Verso il 1553, sulla via del ritorno, il B. passò per Firenze, dove incontrò Bernardo Vecchietti che, apprezzando il lavoro del giovane artista, lo prese sotto la sua protezione e l'introdusse verso il 1558 al servizio dei Medici: vi rimase con Cosimo I e Francesco e poi con Ferdinando I fino alla sua morte. Nel 1560 partecipò al celebre concorso per il Nettuno a Firenze: "Non pensava già maestro Giovan Bologna d'avere a fare il gigante di marmo, ma voleva almeno mostrare la sua virtù e farsi tenere per quello ch'egli era" (Vasari, VI, p. 191).

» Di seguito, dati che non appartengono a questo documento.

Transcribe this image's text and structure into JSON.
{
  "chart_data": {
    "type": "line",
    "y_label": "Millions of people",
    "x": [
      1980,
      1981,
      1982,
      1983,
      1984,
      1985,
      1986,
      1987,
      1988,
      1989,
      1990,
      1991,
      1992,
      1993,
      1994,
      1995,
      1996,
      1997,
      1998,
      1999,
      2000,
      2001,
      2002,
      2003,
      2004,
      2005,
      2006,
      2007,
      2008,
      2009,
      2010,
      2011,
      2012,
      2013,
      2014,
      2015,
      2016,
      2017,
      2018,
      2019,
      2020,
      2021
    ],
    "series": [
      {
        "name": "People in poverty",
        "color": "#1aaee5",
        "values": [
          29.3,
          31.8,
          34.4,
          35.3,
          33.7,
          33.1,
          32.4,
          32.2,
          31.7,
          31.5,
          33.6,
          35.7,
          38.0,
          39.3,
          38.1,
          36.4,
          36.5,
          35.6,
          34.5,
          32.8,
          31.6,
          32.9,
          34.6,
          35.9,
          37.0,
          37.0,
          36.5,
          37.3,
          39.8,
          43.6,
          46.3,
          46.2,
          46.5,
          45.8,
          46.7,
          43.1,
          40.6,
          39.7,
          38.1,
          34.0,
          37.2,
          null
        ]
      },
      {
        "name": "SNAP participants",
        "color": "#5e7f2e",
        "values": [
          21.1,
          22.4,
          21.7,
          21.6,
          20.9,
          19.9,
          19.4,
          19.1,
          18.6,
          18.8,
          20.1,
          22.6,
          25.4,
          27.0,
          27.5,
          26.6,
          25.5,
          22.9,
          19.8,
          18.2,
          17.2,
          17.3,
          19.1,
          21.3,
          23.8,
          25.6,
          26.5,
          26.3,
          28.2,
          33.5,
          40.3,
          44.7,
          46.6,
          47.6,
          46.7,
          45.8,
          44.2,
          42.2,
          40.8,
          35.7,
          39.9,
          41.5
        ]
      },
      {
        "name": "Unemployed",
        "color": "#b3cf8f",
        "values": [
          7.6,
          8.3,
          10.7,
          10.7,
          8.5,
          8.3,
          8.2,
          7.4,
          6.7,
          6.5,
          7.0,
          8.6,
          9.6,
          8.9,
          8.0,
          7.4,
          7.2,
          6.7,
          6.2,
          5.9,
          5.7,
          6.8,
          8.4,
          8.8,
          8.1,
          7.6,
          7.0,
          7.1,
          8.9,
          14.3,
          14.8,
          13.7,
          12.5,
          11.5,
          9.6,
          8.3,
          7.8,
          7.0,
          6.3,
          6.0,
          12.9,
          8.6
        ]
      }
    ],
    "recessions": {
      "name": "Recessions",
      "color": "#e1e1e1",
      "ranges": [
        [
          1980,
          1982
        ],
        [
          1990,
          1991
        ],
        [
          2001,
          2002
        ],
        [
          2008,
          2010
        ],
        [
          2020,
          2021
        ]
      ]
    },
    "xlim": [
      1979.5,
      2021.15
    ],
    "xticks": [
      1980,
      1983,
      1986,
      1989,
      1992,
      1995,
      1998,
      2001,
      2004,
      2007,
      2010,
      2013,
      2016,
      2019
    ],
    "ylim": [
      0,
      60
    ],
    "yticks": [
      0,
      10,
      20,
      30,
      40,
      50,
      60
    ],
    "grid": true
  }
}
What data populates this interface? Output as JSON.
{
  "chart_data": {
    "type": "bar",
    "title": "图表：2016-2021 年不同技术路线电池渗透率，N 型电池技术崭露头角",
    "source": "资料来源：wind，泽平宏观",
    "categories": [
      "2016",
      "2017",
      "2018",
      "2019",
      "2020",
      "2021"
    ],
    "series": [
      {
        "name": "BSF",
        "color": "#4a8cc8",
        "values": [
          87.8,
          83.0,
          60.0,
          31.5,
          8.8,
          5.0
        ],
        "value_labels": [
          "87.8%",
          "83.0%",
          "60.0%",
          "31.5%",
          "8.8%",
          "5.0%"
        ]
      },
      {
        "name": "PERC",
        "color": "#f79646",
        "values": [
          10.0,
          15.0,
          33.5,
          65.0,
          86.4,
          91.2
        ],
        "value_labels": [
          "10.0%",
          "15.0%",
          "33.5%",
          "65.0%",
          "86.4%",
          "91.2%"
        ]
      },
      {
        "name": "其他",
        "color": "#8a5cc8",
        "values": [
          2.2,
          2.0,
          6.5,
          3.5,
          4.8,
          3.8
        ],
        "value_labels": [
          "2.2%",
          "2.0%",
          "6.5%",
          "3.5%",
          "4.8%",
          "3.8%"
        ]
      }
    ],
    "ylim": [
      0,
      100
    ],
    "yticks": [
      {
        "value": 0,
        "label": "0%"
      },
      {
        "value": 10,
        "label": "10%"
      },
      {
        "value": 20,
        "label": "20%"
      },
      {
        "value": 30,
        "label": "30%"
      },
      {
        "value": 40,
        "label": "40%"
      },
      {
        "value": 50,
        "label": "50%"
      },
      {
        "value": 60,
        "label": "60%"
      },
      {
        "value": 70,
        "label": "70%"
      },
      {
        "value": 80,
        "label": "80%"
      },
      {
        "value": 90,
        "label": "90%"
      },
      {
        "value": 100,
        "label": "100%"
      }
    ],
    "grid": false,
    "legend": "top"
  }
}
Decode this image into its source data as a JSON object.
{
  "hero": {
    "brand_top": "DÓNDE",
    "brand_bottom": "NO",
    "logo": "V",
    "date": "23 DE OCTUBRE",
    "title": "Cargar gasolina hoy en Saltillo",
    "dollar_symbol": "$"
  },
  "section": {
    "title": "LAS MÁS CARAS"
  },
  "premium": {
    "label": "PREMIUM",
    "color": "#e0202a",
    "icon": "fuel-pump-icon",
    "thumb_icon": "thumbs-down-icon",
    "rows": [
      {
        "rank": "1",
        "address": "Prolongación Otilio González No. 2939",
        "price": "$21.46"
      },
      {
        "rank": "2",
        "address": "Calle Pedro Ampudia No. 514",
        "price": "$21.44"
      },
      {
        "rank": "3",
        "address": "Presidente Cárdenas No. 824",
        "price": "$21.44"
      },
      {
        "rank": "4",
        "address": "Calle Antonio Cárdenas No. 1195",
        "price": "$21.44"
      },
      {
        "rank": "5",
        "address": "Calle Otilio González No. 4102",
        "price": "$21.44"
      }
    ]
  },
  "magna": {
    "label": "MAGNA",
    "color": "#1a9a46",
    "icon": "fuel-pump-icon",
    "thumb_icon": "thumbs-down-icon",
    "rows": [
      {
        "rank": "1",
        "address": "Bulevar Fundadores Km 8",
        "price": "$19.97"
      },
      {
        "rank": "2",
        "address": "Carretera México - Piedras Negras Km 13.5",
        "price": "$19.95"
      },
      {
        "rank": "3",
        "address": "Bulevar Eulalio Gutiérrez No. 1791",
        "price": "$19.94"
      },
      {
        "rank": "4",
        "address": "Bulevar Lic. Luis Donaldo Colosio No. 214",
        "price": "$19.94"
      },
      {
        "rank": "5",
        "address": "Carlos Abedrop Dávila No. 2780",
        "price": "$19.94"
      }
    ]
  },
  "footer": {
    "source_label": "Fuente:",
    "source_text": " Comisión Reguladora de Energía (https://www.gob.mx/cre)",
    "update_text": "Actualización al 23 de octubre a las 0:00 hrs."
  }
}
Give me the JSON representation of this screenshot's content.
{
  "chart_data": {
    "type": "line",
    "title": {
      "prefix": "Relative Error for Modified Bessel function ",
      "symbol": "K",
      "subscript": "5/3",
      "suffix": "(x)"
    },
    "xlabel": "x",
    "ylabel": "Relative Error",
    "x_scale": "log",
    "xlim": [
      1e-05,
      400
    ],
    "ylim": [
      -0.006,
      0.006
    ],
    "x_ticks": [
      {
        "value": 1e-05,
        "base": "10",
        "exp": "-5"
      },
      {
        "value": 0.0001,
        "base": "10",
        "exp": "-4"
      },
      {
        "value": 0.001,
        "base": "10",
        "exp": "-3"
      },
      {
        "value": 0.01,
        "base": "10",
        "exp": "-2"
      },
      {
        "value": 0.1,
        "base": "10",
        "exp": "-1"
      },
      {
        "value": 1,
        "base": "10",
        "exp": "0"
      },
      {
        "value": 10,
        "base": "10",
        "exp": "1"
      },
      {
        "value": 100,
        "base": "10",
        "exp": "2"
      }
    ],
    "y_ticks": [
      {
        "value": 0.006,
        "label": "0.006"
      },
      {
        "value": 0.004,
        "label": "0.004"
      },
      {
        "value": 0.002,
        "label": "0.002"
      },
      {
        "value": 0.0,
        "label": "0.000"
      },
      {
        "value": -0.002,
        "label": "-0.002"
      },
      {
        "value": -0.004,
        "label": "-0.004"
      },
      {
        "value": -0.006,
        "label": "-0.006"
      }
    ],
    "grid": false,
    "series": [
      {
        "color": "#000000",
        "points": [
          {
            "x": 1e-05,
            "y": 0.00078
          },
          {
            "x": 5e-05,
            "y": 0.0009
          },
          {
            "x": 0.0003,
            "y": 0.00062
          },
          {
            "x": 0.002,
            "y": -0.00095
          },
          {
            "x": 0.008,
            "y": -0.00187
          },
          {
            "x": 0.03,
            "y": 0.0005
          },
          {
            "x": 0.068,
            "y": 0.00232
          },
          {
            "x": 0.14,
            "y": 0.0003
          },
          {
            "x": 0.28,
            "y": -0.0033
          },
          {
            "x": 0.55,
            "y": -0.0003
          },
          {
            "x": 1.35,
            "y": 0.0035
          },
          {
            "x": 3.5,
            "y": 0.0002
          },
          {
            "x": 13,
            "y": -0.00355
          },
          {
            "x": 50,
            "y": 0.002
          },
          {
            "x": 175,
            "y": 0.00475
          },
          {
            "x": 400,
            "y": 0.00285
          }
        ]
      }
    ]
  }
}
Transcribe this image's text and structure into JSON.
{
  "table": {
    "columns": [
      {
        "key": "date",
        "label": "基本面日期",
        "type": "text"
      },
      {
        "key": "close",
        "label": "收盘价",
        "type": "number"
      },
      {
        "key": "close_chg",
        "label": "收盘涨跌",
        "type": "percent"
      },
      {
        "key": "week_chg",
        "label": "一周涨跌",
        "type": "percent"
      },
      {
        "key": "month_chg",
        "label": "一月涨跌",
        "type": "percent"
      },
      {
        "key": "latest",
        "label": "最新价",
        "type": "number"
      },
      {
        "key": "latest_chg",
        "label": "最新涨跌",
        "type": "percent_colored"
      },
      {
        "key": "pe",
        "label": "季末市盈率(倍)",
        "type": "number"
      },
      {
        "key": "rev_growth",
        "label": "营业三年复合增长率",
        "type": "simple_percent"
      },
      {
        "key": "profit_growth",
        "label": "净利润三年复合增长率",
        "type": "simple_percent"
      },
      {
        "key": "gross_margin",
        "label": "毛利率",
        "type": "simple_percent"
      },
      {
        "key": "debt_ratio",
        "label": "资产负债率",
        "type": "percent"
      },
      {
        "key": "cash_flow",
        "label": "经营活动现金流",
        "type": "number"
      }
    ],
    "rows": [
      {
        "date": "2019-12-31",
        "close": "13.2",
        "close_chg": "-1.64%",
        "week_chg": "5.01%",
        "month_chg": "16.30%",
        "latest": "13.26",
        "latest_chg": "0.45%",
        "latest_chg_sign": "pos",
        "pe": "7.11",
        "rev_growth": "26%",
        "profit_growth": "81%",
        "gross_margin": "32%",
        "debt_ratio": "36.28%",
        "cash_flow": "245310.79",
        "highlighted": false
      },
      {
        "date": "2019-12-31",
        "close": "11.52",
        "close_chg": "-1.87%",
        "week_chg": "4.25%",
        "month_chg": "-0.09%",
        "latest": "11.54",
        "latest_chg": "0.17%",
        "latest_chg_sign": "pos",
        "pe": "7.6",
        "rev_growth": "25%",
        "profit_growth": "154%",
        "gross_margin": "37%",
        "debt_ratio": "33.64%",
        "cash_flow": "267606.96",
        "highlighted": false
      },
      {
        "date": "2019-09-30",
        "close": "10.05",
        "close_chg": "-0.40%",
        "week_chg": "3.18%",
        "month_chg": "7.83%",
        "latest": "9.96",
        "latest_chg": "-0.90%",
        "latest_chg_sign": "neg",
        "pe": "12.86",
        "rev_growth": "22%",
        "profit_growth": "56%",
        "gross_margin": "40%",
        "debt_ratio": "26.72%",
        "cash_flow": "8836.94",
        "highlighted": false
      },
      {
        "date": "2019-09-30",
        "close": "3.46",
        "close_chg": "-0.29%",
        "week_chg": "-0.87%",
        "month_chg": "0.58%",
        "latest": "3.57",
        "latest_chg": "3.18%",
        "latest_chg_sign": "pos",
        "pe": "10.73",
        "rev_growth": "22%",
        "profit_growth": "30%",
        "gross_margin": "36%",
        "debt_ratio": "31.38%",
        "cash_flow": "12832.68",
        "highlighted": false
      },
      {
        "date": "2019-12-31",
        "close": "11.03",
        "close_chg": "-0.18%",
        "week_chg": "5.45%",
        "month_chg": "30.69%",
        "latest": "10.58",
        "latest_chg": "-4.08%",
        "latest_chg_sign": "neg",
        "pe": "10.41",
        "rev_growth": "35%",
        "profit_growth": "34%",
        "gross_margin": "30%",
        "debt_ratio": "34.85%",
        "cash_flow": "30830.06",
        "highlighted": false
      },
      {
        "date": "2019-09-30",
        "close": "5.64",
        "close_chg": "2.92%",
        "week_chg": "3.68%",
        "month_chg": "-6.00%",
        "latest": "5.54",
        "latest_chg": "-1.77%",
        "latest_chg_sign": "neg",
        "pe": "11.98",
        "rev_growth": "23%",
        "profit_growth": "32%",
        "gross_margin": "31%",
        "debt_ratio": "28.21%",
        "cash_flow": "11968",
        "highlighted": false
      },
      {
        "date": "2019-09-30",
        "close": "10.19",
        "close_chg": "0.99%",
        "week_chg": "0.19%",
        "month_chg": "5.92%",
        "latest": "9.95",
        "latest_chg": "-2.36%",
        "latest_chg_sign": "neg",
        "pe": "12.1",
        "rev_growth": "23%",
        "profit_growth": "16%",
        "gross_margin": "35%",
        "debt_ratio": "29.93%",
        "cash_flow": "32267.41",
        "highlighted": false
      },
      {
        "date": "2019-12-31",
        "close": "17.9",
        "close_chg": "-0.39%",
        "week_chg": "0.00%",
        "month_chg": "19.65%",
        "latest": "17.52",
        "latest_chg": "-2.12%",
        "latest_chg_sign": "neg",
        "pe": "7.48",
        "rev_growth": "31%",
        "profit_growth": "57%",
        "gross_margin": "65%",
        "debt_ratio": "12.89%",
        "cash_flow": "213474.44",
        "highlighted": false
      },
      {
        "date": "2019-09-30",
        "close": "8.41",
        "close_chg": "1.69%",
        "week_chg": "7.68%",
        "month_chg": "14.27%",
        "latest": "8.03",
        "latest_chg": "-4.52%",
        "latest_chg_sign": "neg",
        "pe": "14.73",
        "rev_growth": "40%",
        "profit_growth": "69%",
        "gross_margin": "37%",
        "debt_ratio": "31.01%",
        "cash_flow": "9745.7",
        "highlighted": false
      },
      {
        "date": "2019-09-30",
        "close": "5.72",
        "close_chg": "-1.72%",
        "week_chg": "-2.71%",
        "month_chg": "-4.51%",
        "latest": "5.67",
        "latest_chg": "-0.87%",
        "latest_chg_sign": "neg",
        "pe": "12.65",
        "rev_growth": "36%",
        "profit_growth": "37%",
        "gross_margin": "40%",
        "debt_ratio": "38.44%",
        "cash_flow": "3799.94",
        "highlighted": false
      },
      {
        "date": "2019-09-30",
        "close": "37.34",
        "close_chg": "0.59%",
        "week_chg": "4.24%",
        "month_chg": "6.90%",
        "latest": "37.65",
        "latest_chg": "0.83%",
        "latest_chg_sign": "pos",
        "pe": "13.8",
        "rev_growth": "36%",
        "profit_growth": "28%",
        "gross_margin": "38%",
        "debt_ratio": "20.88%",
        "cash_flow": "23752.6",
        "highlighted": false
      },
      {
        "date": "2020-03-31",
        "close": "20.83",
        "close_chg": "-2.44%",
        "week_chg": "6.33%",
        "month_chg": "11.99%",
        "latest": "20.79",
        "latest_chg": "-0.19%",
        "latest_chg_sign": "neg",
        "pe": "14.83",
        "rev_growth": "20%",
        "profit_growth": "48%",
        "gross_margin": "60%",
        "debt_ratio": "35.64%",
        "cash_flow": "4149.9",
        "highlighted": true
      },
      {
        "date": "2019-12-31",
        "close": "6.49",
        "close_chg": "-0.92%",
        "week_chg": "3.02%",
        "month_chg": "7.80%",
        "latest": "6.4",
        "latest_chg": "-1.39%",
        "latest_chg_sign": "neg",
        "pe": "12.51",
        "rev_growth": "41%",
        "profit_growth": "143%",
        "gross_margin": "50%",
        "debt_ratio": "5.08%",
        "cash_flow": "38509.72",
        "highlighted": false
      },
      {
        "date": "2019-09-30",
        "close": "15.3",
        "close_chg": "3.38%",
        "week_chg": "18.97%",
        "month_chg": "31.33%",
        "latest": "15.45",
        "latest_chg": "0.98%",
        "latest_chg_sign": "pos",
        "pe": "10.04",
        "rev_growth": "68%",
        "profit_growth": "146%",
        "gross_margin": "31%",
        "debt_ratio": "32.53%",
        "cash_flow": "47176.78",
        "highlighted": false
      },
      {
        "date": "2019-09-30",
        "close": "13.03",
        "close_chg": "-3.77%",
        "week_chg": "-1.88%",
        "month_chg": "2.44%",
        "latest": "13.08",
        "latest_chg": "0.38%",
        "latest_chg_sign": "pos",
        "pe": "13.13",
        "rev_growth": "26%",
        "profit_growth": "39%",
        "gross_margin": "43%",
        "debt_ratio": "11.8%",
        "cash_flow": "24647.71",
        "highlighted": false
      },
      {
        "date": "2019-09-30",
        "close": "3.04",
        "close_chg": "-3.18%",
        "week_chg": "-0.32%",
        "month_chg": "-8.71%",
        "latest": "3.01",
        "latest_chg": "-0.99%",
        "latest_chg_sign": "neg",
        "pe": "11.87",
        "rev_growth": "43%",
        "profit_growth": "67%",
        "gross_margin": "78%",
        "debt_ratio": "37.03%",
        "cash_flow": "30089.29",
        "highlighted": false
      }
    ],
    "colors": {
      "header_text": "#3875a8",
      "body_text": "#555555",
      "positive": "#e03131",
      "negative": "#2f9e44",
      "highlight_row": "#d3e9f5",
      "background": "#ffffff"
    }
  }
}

Con l'autorizzazione di Cosimo I, soggiornò a Bologna, per eseguire la Fontana del Nettuno, dal 1563 fino al gennaio del 1567, con un'interruzione nel 1565 in occasione delle nozze di Francesco de' Medici con Giovanna d'Austria (cfr. [G.B. Cini], Descrizione... [1566], in Vasari, VIII). Il granduca Francesco però non gli accordò più il permesso di lasciare Firenze a lungo: il B. non avrebbe rivisto i Paesi Bassi che d'altra parte in quell'epoca vivevano i momenti più tragici della loro storia. Da questo momento il B. lavorerà soprattutto per Francesco de' Medici: fontane e sculture monumentali come pure statuette di bronzo o di metalli, preziosi. Le opere destinate altrove (Lucca, Genova, ecc.) venivano eseguite a Firenze, in parte dai giovani della bottega.
Alla morte di Francesco (1587) il B. restò al servizio di Ferdinando I, dal quale era molto stimato.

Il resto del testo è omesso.